Zimą prawie u wszystkich zwiększają się dolegliwości bólowe. Boli gardło, bolą stawy, bolą mięśnie, które z uwagi na aurę trudniej utrzymać w dobrej kondycji. Zima po prostu bardziej boli niż inne pory roku. Wtedy sięgamy po środki przeciwbólowe, które przynoszą doraźną ulgę. Raz i drugi, trzeci, dziesiąty. I wówczas zaczynają się kłopoty. O zatrucie środkami przeciwbólowymi w takiej sytuacji bardzo łatwo. Szczególnie w Polsce, bo Polacy należą do światowych rekordzistów w dziedzinie spożywania środków uśmierzających ból.
– Pacjenci sięgają po leki natychmiast, jak pojawia się ból – mówi dr Paweł Madej z Oddziału Chorób Wewnętrznych Szpitala Zakonu Bonifratrów w Katowicach – albo nawet kiedy bólu jeszcze nie ma. Statystycznie aż 6 proc. z nich przewiduje pojawienie się bólu i zażywa tabletki, a 40 proc. czyni tak przy pierwszych objawach bólu, a być może po prostu wystarczyłaby filiżanka herbaty. Ból głowy może być spowodowany źle dobranymi okularami. Innym powodem takiego bólu może być nadciśnienie albo zatoki.
I żadnej z tych dolegliwości nie wyleczymy paracetamolem, choć większość Polaków myśli: „a może się uda?” i próbuje, próbuje, próbuje… Nie wiedzą, że paracetamol po przekroczeniu dawki 6–8 tabletek dziennie potrafi bardzo zaszkodzić.

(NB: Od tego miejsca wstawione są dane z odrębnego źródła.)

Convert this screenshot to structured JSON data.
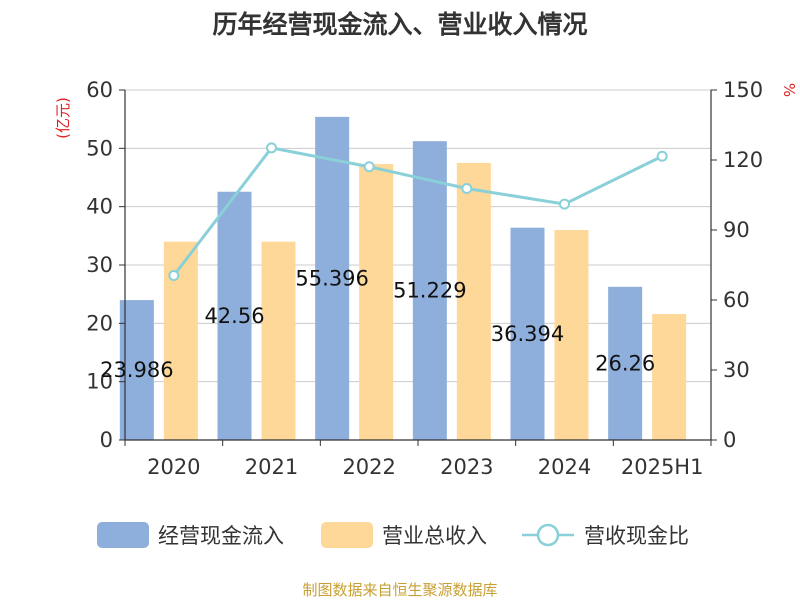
{
  "chart_data": {
    "type": "bar",
    "title": "历年经营现金流入、营业收入情况",
    "categories": [
      "2020",
      "2021",
      "2022",
      "2023",
      "2024",
      "2025H1"
    ],
    "series": [
      {
        "name": "经营现金流入",
        "type": "bar",
        "axis": "left",
        "color": "#8eaedc",
        "values": [
          23.986,
          42.56,
          55.396,
          51.229,
          36.394,
          26.26
        ],
        "labels": [
          "23.986",
          "42.56",
          "55.396",
          "51.229",
          "36.394",
          "26.26"
        ]
      },
      {
        "name": "营业总收入",
        "type": "bar",
        "axis": "left",
        "color": "#fdd898",
        "values": [
          34.0,
          34.0,
          47.3,
          47.5,
          36.0,
          21.6
        ]
      },
      {
        "name": "营收现金比",
        "type": "line",
        "axis": "right",
        "color": "#89d0d8",
        "values": [
          70.5,
          125.2,
          117.1,
          107.8,
          101.1,
          121.6
        ]
      }
    ],
    "left_axis": {
      "unit": "(亿元)",
      "ylim": [
        0,
        60
      ],
      "ticks": [
        "0",
        "10",
        "20",
        "30",
        "40",
        "50",
        "60"
      ]
    },
    "right_axis": {
      "unit": "%",
      "ylim": [
        0,
        150
      ],
      "ticks": [
        "0",
        "30",
        "60",
        "90",
        "120",
        "150"
      ]
    },
    "grid": true,
    "legend_position": "bottom",
    "source": "制图数据来自恒生聚源数据库"
  }
}
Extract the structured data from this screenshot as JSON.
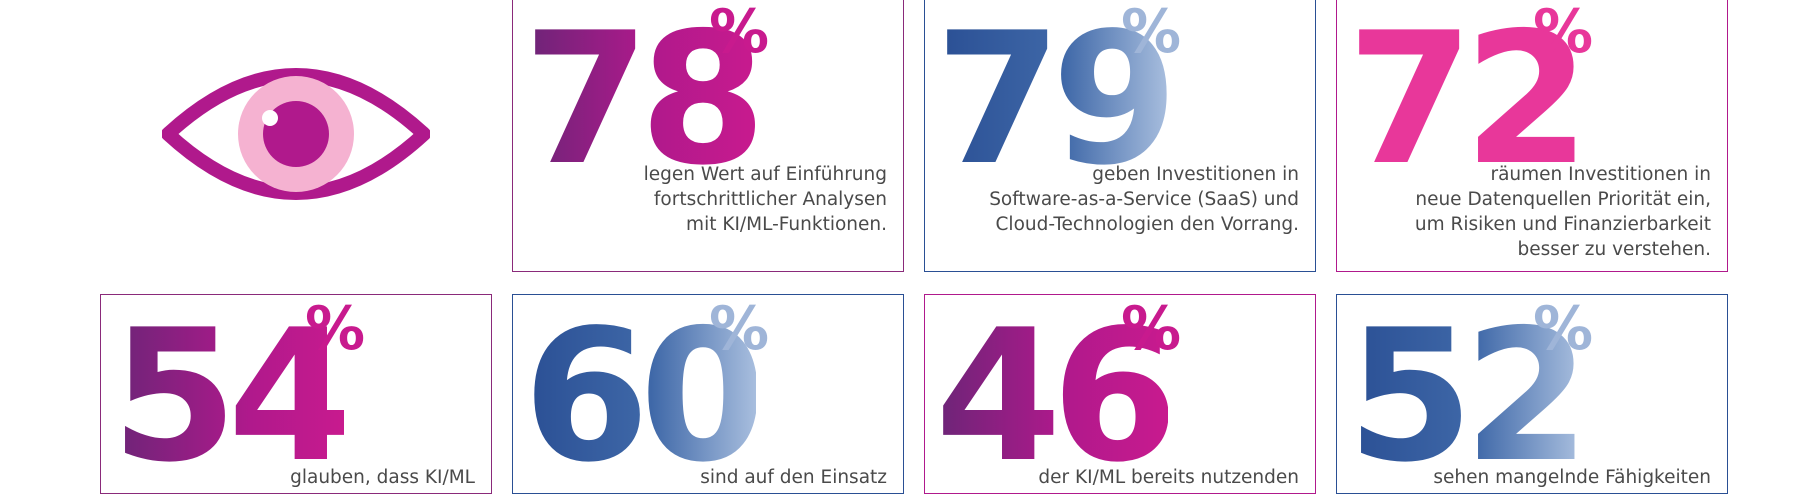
{
  "icon": "eye-icon",
  "percent_sign": "%",
  "colors": {
    "magenta": "#b0198c",
    "purple": "#6b2577",
    "pink": "#e8379a",
    "light_pink": "#f2a8cc",
    "blue_dark": "#2a4f94",
    "blue_light": "#a8bede"
  },
  "stats": [
    {
      "value": 78,
      "value_text": "78",
      "text": "legen Wert auf Einführung\nfortschrittlicher Analysen\nmit KI/ML-Funktionen."
    },
    {
      "value": 79,
      "value_text": "79",
      "text": "geben Investitionen in\nSoftware-as-a-Service (SaaS) und\nCloud-Technologien den Vorrang."
    },
    {
      "value": 72,
      "value_text": "72",
      "text": "räumen Investitionen in\nneue Datenquellen Priorität ein,\num Risiken und Finanzierbarkeit\nbesser zu verstehen."
    },
    {
      "value": 54,
      "value_text": "54",
      "text": "glauben, dass KI/ML"
    },
    {
      "value": 60,
      "value_text": "60",
      "text": "sind auf den Einsatz"
    },
    {
      "value": 46,
      "value_text": "46",
      "text": "der KI/ML bereits nutzenden"
    },
    {
      "value": 52,
      "value_text": "52",
      "text": "sehen mangelnde Fähigkeiten"
    }
  ]
}
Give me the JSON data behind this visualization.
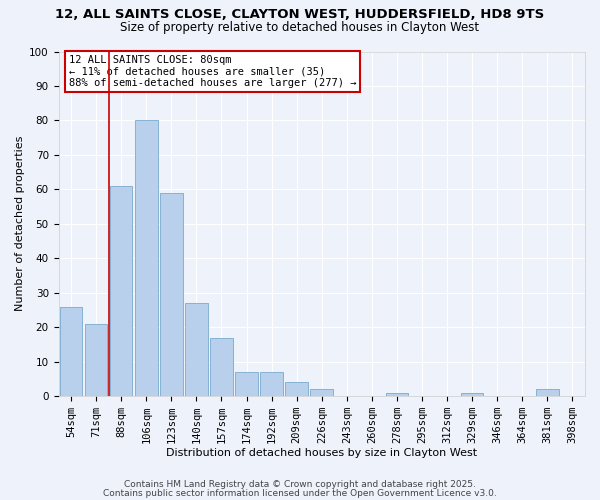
{
  "title": "12, ALL SAINTS CLOSE, CLAYTON WEST, HUDDERSFIELD, HD8 9TS",
  "subtitle": "Size of property relative to detached houses in Clayton West",
  "xlabel": "Distribution of detached houses by size in Clayton West",
  "ylabel": "Number of detached properties",
  "bar_color": "#b8d0eb",
  "bar_edge_color": "#7aaace",
  "background_color": "#eef2fb",
  "grid_color": "#ffffff",
  "categories": [
    "54sqm",
    "71sqm",
    "88sqm",
    "106sqm",
    "123sqm",
    "140sqm",
    "157sqm",
    "174sqm",
    "192sqm",
    "209sqm",
    "226sqm",
    "243sqm",
    "260sqm",
    "278sqm",
    "295sqm",
    "312sqm",
    "329sqm",
    "346sqm",
    "364sqm",
    "381sqm",
    "398sqm"
  ],
  "values": [
    26,
    21,
    61,
    80,
    59,
    27,
    17,
    7,
    7,
    4,
    2,
    0,
    0,
    1,
    0,
    0,
    1,
    0,
    0,
    2,
    0
  ],
  "ylim": [
    0,
    100
  ],
  "yticks": [
    0,
    10,
    20,
    30,
    40,
    50,
    60,
    70,
    80,
    90,
    100
  ],
  "marker_color": "#cc0000",
  "annotation_title": "12 ALL SAINTS CLOSE: 80sqm",
  "annotation_line1": "← 11% of detached houses are smaller (35)",
  "annotation_line2": "88% of semi-detached houses are larger (277) →",
  "annotation_box_color": "#cc0000",
  "footer1": "Contains HM Land Registry data © Crown copyright and database right 2025.",
  "footer2": "Contains public sector information licensed under the Open Government Licence v3.0.",
  "title_fontsize": 9.5,
  "subtitle_fontsize": 8.5,
  "axis_label_fontsize": 8,
  "tick_fontsize": 7.5,
  "annotation_fontsize": 7.5,
  "footer_fontsize": 6.5
}
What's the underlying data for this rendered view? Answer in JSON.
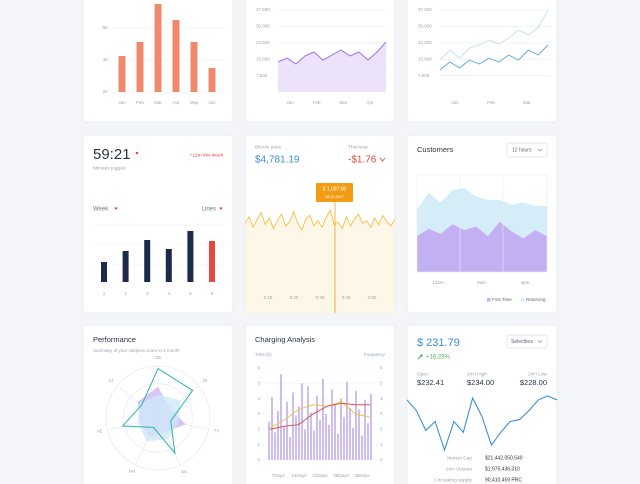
{
  "sales": {
    "categories": [
      "Jan",
      "Feb",
      "Mar",
      "Apr",
      "May",
      "Jun"
    ],
    "values": [
      4250,
      5125,
      7500,
      6500,
      5125,
      3500
    ],
    "ylim": [
      2000,
      7750
    ],
    "yticks": [
      {
        "value": 2000,
        "label": "2K"
      },
      {
        "value": 4000,
        "label": "4K"
      },
      {
        "value": 6000,
        "label": "6K"
      }
    ],
    "color": "#f0896b"
  },
  "volume": {
    "xlabels": [
      "Jan",
      "Feb",
      "Mar",
      "Apr"
    ],
    "values": [
      13700,
      15500,
      12800,
      16500,
      18300,
      14600,
      16900,
      19200,
      16500,
      18300,
      14600,
      18300,
      22900
    ],
    "ylim": [
      0,
      37500
    ],
    "yticks": [
      {
        "value": 7500,
        "label": "7,500"
      },
      {
        "value": 15000,
        "label": "15,000"
      },
      {
        "value": 22500,
        "label": "22,500"
      },
      {
        "value": 30000,
        "label": "30,000"
      },
      {
        "value": 37500,
        "label": "37,500"
      }
    ],
    "color": "#9b72e8",
    "fill": "#ece2fc"
  },
  "traffic": {
    "xlabels": [
      "Jan",
      "Feb",
      "Mar"
    ],
    "ylim": [
      0,
      37500
    ],
    "yticks": [
      {
        "value": 7500,
        "label": "7,500"
      },
      {
        "value": 15000,
        "label": "15,000"
      },
      {
        "value": 22500,
        "label": "22,500"
      },
      {
        "value": 30000,
        "label": "30,000"
      },
      {
        "value": 37500,
        "label": "37,500"
      }
    ],
    "series": [
      {
        "color": "#c6dcf0",
        "values": [
          14600,
          19200,
          15500,
          20100,
          21500,
          23800,
          22000,
          24700,
          28400,
          26100,
          29300,
          37500
        ]
      },
      {
        "color": "#5aa4e0",
        "values": [
          10100,
          13700,
          11000,
          14600,
          12800,
          15500,
          13700,
          16900,
          14600,
          19200,
          16900,
          21500
        ]
      }
    ]
  },
  "jogging": {
    "time": "59:21",
    "change": "+12m this week",
    "caption": "Minutes jogged",
    "period": "Week",
    "mode": "Lines",
    "categories": [
      "1",
      "2",
      "3",
      "4",
      "5",
      "6"
    ],
    "values": [
      20,
      31,
      42,
      33,
      51,
      41
    ],
    "colors": [
      "#1c2b4c",
      "#1c2b4c",
      "#1c2b4c",
      "#1c2b4c",
      "#1c2b4c",
      "#e5483f"
    ]
  },
  "bitcoin": {
    "price_label": "Bitcoin price",
    "price": "$4,781.19",
    "hour_label": "This hour",
    "hour_change": "-$1.76",
    "tooltip_value": "$ 1,097.00",
    "tooltip_date": "08.22.2017",
    "xlabels": [
      "0:15",
      "0:20",
      "0:30",
      "0:45",
      "0:50"
    ],
    "values": [
      1099,
      1104,
      1096,
      1102,
      1107,
      1098,
      1103,
      1095,
      1101,
      1106,
      1097,
      1100,
      1108,
      1099,
      1094,
      1102,
      1105,
      1097,
      1101,
      1096,
      1103,
      1109,
      1098,
      1100,
      1095,
      1104,
      1097,
      1102,
      1106,
      1099,
      1101,
      1096,
      1103,
      1098,
      1105,
      1100,
      1097,
      1102
    ],
    "color": "#f4c044"
  },
  "customers": {
    "title": "Customers",
    "range": "12 hours",
    "xlabels": [
      "12am",
      "8am",
      "4pm"
    ],
    "series": [
      {
        "name": "First Time",
        "color": "#c3b0f2",
        "values": [
          30,
          36,
          32,
          40,
          35,
          38,
          30,
          42,
          34,
          28,
          35,
          30
        ]
      },
      {
        "name": "Returning",
        "color": "#d5ecf9",
        "values": [
          22,
          30,
          26,
          28,
          35,
          25,
          30,
          18,
          22,
          30,
          20,
          25
        ]
      }
    ]
  },
  "performance": {
    "title": "Performance",
    "subtitle": "Summary of your subjects score in 5 month",
    "axes": [
      "3D",
      "JS",
      "TY",
      "SS",
      "PH",
      "AE",
      "LT"
    ],
    "series": [
      {
        "color": "#cbb8f4",
        "values": [
          60,
          30,
          55,
          30,
          40,
          35,
          50
        ]
      },
      {
        "color": "#cfe7f7",
        "values": [
          45,
          55,
          40,
          45,
          50,
          40,
          45
        ]
      },
      {
        "color": "#2fb3ae",
        "values": [
          95,
          85,
          25,
          75,
          20,
          70,
          40
        ]
      }
    ]
  },
  "charging": {
    "title": "Charging Analysis",
    "ylabel": "Time (h)",
    "y2label": "Frequency",
    "ylim": [
      0,
      6
    ],
    "yticks": [
      0,
      1,
      2,
      3,
      4,
      5,
      6
    ],
    "y2lim": [
      0,
      6
    ],
    "y2ticks": [
      0,
      1,
      2,
      3,
      4,
      5,
      6
    ],
    "xlabels": [
      "7Days",
      "14Days",
      "21Days",
      "28Days",
      "35Days"
    ],
    "bars": {
      "color": "#b8a2ea",
      "values": [
        2.5,
        4.1,
        1.8,
        3.2,
        5.6,
        2.2,
        3.8,
        1.5,
        4.4,
        2.9,
        3.5,
        5.0,
        2.0,
        4.8,
        3.1,
        1.9,
        4.2,
        2.6,
        5.3,
        3.0,
        2.3,
        4.6,
        3.7,
        1.7,
        4.0,
        2.8,
        5.1,
        3.4,
        2.1,
        4.5,
        3.3,
        1.6,
        3.9,
        2.4,
        4.3
      ]
    },
    "series": [
      {
        "color": "#f3c04a",
        "axis": "y2",
        "values": [
          2.1,
          2.6,
          3.3,
          3.6,
          3.5,
          3.8,
          3.0,
          2.8
        ]
      },
      {
        "color": "#d9534f",
        "axis": "y2",
        "values": [
          2.0,
          2.2,
          2.3,
          3.0,
          3.5,
          3.7,
          3.6,
          3.6
        ]
      }
    ]
  },
  "coin": {
    "price": "$ 231.79",
    "select": "Selectbox",
    "change": "+16.23%",
    "stats": [
      {
        "label": "Open",
        "value": "$232.41"
      },
      {
        "label": "24H High",
        "value": "$234.00"
      },
      {
        "label": "24H Low",
        "value": "$228.00"
      }
    ],
    "values": [
      233.5,
      232.4,
      230.4,
      231.3,
      228.4,
      231.3,
      230.2,
      233.7,
      231.8,
      228.9,
      230.2,
      231.3,
      231.5,
      232.4,
      233.5,
      233.9,
      233.5
    ],
    "color": "#3d8fd6",
    "details": [
      {
        "label": "Market Cap",
        "value": "$21,442,050,540"
      },
      {
        "label": "24H Volume",
        "value": "$1,975,436,310"
      },
      {
        "label": "Circulating supply",
        "value": "90,410,459 PRC"
      }
    ]
  }
}
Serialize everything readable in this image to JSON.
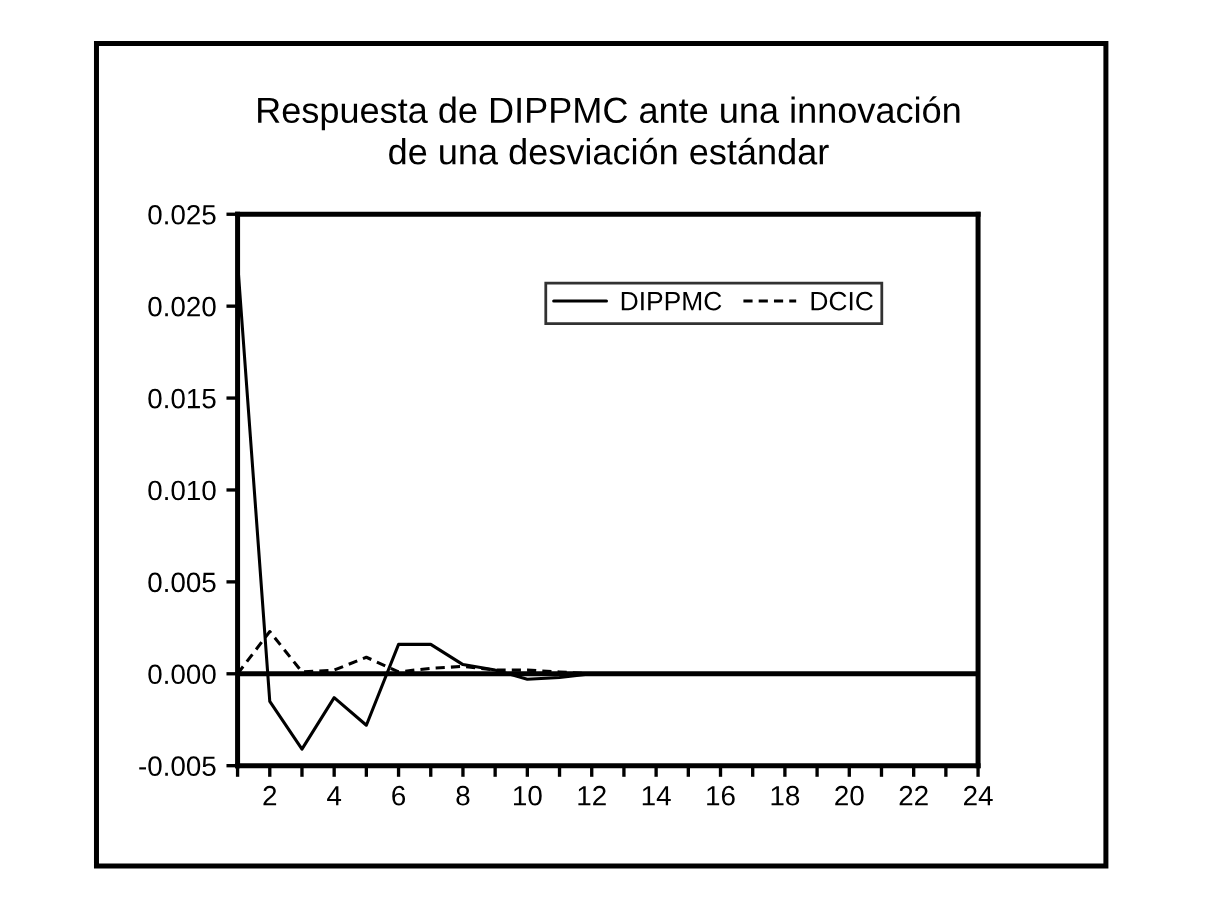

– Rzecz w tym – mówi dr Piotr Burda, krajowy konsultant ds. toksykologii klinicznej – że pacjenci nie zawsze są świadomi, że biorą leki, które mają różne nazwy handlowe, ale wszystkie zawierają paracetamol. Miałem pacjentów, najczęściej z bólem zęba, którzy przez kilka dni, co kilka godzin, zażywali po dwie tabletki przeciwbólowe zawierające paracetamol i doszło u nich do ostrego zatrucia. Dlatego zawsze warto sprawdzić, czy kolejny lek przeciwbólowy lub przeciwgorączkowy zawiera paracetamol, i pilnować, jaką ilość tej substancji przyjmujemy, bo może prowadzić to do zatrucia.
Ostrzeżenie: W przypadku stosowania 8 tabletek dziennie (a tabletka zwykle zawiera 500 mg paracetamolu) może dojść do uszkodzenia wątroby.
Rada: Jednorazowo nie należy przyjmować więcej niż 2 tabletki, a między kolejnymi zażyciami powinno minąć od 4 do 6 godzin.
A jeśli tak nie zrobimy (bo np. zapomnimy), co wtedy?
Wtedy z pomocą może przyjść nam glutation zredukowany – substancja, która w celu neutralizowania ubocznych efektów stosowania paracetamolu (lub jemu podobnych środków przeciwbólowych) powinna być zażywana razem z nim.
Dlaczego?
Bo paracetamol jest metabolizowany w wątrobie. Jest w niej rozkładany m.in. do związku o skrótowej nazwie NAPQI (N-acetylo-4-benzochinonoimina), będącego silnym utleniaczem (czyli niszczycielem organizmu). Związek ten może zostać zneutralizowany poprzez przyłączenie do glutationu zredukowanego (który w ten sposób staje się glutationem niezredukowanym, czyli utlenionym). Wtedy NAPQI przestaje szkodzić i może zostać wydalony. Ale w wątrobie ubywa glutationu zredukowanego. Dlatego trzeba go dostarczyć z zewnątrz. W jedzeniu – to trudne do wykonania. Stąd też warto przyjmować glutation zredukowany w postaci suplementu diety.
To bardzo ważne. Jeśli bierzemy paracetamol lub inny jemu podobny środek przeciwbólowy i przeciwgorączkowy, jednocześnie powinniśmy przyjmować glutation zredukowany – dokładnie tak samo jak aplikujemy sobie środki osłonowe przy zażywaniu antybiotyków. Wtedy jesteśmy w stanie uniknąć groźby zatrucia paracetamolem i środkami jemu podobnymi, które powodują nudności, zawroty głowy, trwałe uszkodzenie wątroby. Na hasło: „paracetamol” jedyną prawidłową odpowiedzią jest: „glutation zredukowany”.
Paracetamol i glutation zredukowany winny stać się nierozłączną parą.